Lansing was pleased with the results of his question. He had found that chink he had been looking for. Something had gone soft in Snow. “When I was turned down after my first interview, I looked at all the different programs the Bureau hired under and saw that they sometimes recruited pilots, so I took lessons.”

“Well, Howard, I've got to tell you, if I had to go through all that, I don't know if it would have been worth the trouble to me. It'd be a shame to lose someone like you. Did OPR give any indication what was going to happen to you?”

“With all respect, they told me not to discuss particulars with anyone.”

“That is standard procedure.” Lansing started paging through the file. “The preliminary statement says that although you are an extremely hard worker, you appear unable to interpret the most basic social clues.”

“That's probably true. My people skills are not what they could be. But I've been working on them, and they are getting better.”

“I'm glad to hear that, but I worked in OPR before I came to the inspection staff and I've got to tell you, your future isn't what you deserve.”

“Meaning?”

“Meaning, you're probably going to lose your job over that search warrant disaster.”

“You can't be sure of that.”

“The OPR investigation, and if I tell them about your lack of candor regarding this Dimino case, I think I can predict exactly that.”

“I've told you I don't know anything that happened with Dimino.”

“Then why are you the only member on this squad with a letter of commendation for it? You're lying to me.”

Snow's eyes dropped, and his voice strained to override his hollow bravado. “Then I guess I'll lose my job.”

“Hardworking
and
loyal. This would be a shame.”

Snow's eyes locked on Lansing's. “Would be?”

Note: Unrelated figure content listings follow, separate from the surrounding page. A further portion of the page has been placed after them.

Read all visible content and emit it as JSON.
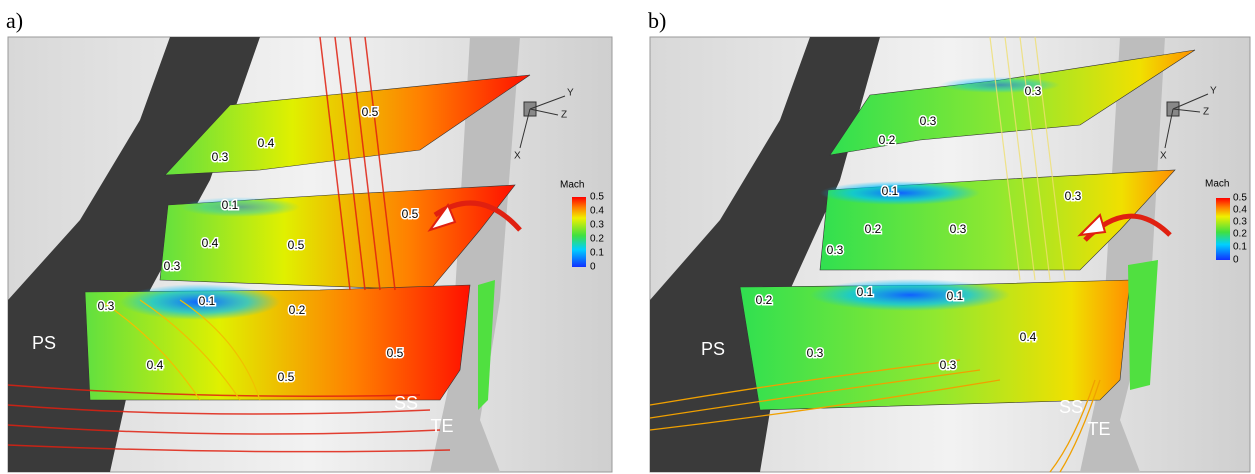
{
  "panels": [
    {
      "label": "a)",
      "contour_labels": [
        "0.5",
        "0.4",
        "0.3",
        "0.1",
        "0.5",
        "0.4",
        "0.5",
        "0.3",
        "0.3",
        "0.1",
        "0.2",
        "0.4",
        "0.5",
        "0.5"
      ],
      "regions": [
        "PS",
        "SS",
        "TE"
      ],
      "axes": [
        "Y",
        "Z",
        "X"
      ],
      "colorbar": {
        "title": "Mach",
        "ticks": [
          "0.5",
          "0.4",
          "0.3",
          "0.2",
          "0.1",
          "0"
        ]
      }
    },
    {
      "label": "b)",
      "contour_labels": [
        "0.3",
        "0.3",
        "0.2",
        "0.1",
        "0.3",
        "0.2",
        "0.3",
        "0.3",
        "0.2",
        "0.1",
        "0.1",
        "0.4",
        "0.3",
        "0.3"
      ],
      "regions": [
        "PS",
        "SS",
        "TE"
      ],
      "axes": [
        "Y",
        "Z",
        "X"
      ],
      "colorbar": {
        "title": "Mach",
        "ticks": [
          "0.5",
          "0.4",
          "0.3",
          "0.2",
          "0.1",
          "0"
        ]
      }
    }
  ]
}
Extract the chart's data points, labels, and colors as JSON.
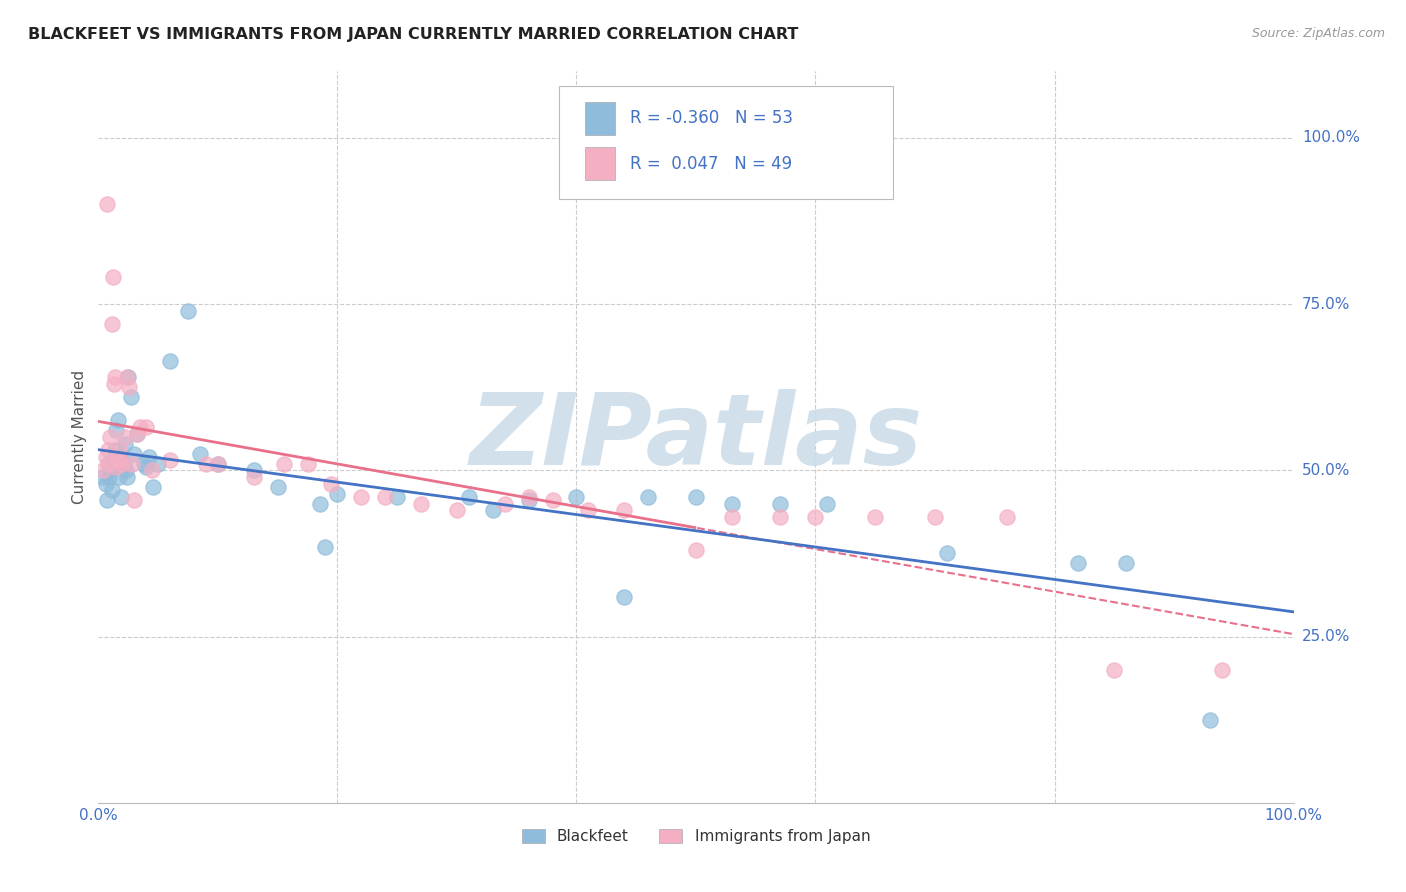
{
  "title": "BLACKFEET VS IMMIGRANTS FROM JAPAN CURRENTLY MARRIED CORRELATION CHART",
  "source": "Source: ZipAtlas.com",
  "ylabel": "Currently Married",
  "ylabel_right_labels": [
    "100.0%",
    "75.0%",
    "50.0%",
    "25.0%"
  ],
  "ylabel_right_positions": [
    1.0,
    0.75,
    0.5,
    0.25
  ],
  "background_color": "#ffffff",
  "grid_color": "#cccccc",
  "watermark_text": "ZIPatlas",
  "watermark_color": "#ccdde8",
  "blue_R": -0.36,
  "blue_N": 53,
  "pink_R": 0.047,
  "pink_N": 49,
  "blue_color": "#8fbcdb",
  "pink_color": "#f4afc3",
  "blue_line_color": "#4472c4",
  "pink_line_color": "#e8708a",
  "blue_x": [
    0.004,
    0.006,
    0.007,
    0.008,
    0.009,
    0.01,
    0.011,
    0.012,
    0.013,
    0.014,
    0.015,
    0.016,
    0.017,
    0.018,
    0.019,
    0.02,
    0.021,
    0.022,
    0.023,
    0.024,
    0.025,
    0.027,
    0.03,
    0.032,
    0.038,
    0.04,
    0.042,
    0.046,
    0.05,
    0.06,
    0.075,
    0.085,
    0.1,
    0.13,
    0.15,
    0.185,
    0.19,
    0.2,
    0.25,
    0.31,
    0.33,
    0.36,
    0.4,
    0.44,
    0.46,
    0.5,
    0.53,
    0.57,
    0.61,
    0.71,
    0.82,
    0.86,
    0.93
  ],
  "blue_y": [
    0.49,
    0.48,
    0.455,
    0.51,
    0.49,
    0.5,
    0.47,
    0.515,
    0.505,
    0.53,
    0.56,
    0.575,
    0.49,
    0.52,
    0.46,
    0.505,
    0.51,
    0.54,
    0.5,
    0.49,
    0.64,
    0.61,
    0.525,
    0.555,
    0.51,
    0.505,
    0.52,
    0.475,
    0.51,
    0.665,
    0.74,
    0.525,
    0.51,
    0.5,
    0.475,
    0.45,
    0.385,
    0.465,
    0.46,
    0.46,
    0.44,
    0.455,
    0.46,
    0.31,
    0.46,
    0.46,
    0.45,
    0.45,
    0.45,
    0.375,
    0.36,
    0.36,
    0.125
  ],
  "pink_x": [
    0.004,
    0.006,
    0.007,
    0.008,
    0.009,
    0.01,
    0.011,
    0.012,
    0.013,
    0.014,
    0.015,
    0.016,
    0.017,
    0.018,
    0.02,
    0.022,
    0.024,
    0.026,
    0.028,
    0.03,
    0.032,
    0.035,
    0.04,
    0.045,
    0.06,
    0.09,
    0.1,
    0.13,
    0.155,
    0.175,
    0.195,
    0.22,
    0.24,
    0.27,
    0.3,
    0.34,
    0.36,
    0.38,
    0.41,
    0.44,
    0.5,
    0.53,
    0.57,
    0.6,
    0.65,
    0.7,
    0.76,
    0.85,
    0.94
  ],
  "pink_y": [
    0.5,
    0.52,
    0.9,
    0.53,
    0.51,
    0.55,
    0.72,
    0.79,
    0.63,
    0.64,
    0.505,
    0.515,
    0.53,
    0.515,
    0.51,
    0.55,
    0.64,
    0.625,
    0.51,
    0.455,
    0.555,
    0.565,
    0.565,
    0.5,
    0.515,
    0.51,
    0.51,
    0.49,
    0.51,
    0.51,
    0.48,
    0.46,
    0.46,
    0.45,
    0.44,
    0.45,
    0.46,
    0.455,
    0.44,
    0.44,
    0.38,
    0.43,
    0.43,
    0.43,
    0.43,
    0.43,
    0.43,
    0.2,
    0.2
  ]
}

“You need someone who's in a position to help you, and I think we both know that isn't Nick Vanko.”

Snow shook his head vigorously. “No!” He threw his watch at the tabletop. It bounced and fell to the floor.

His response was an overreaction, one of self-admonishment rather than protest. No matter how deeply Snow thought he believed in loyalty, he was considering the alternative and was suddenly angry with himself because of it. The importance of remaining an FBI agent threatened the rules he had set up for himself.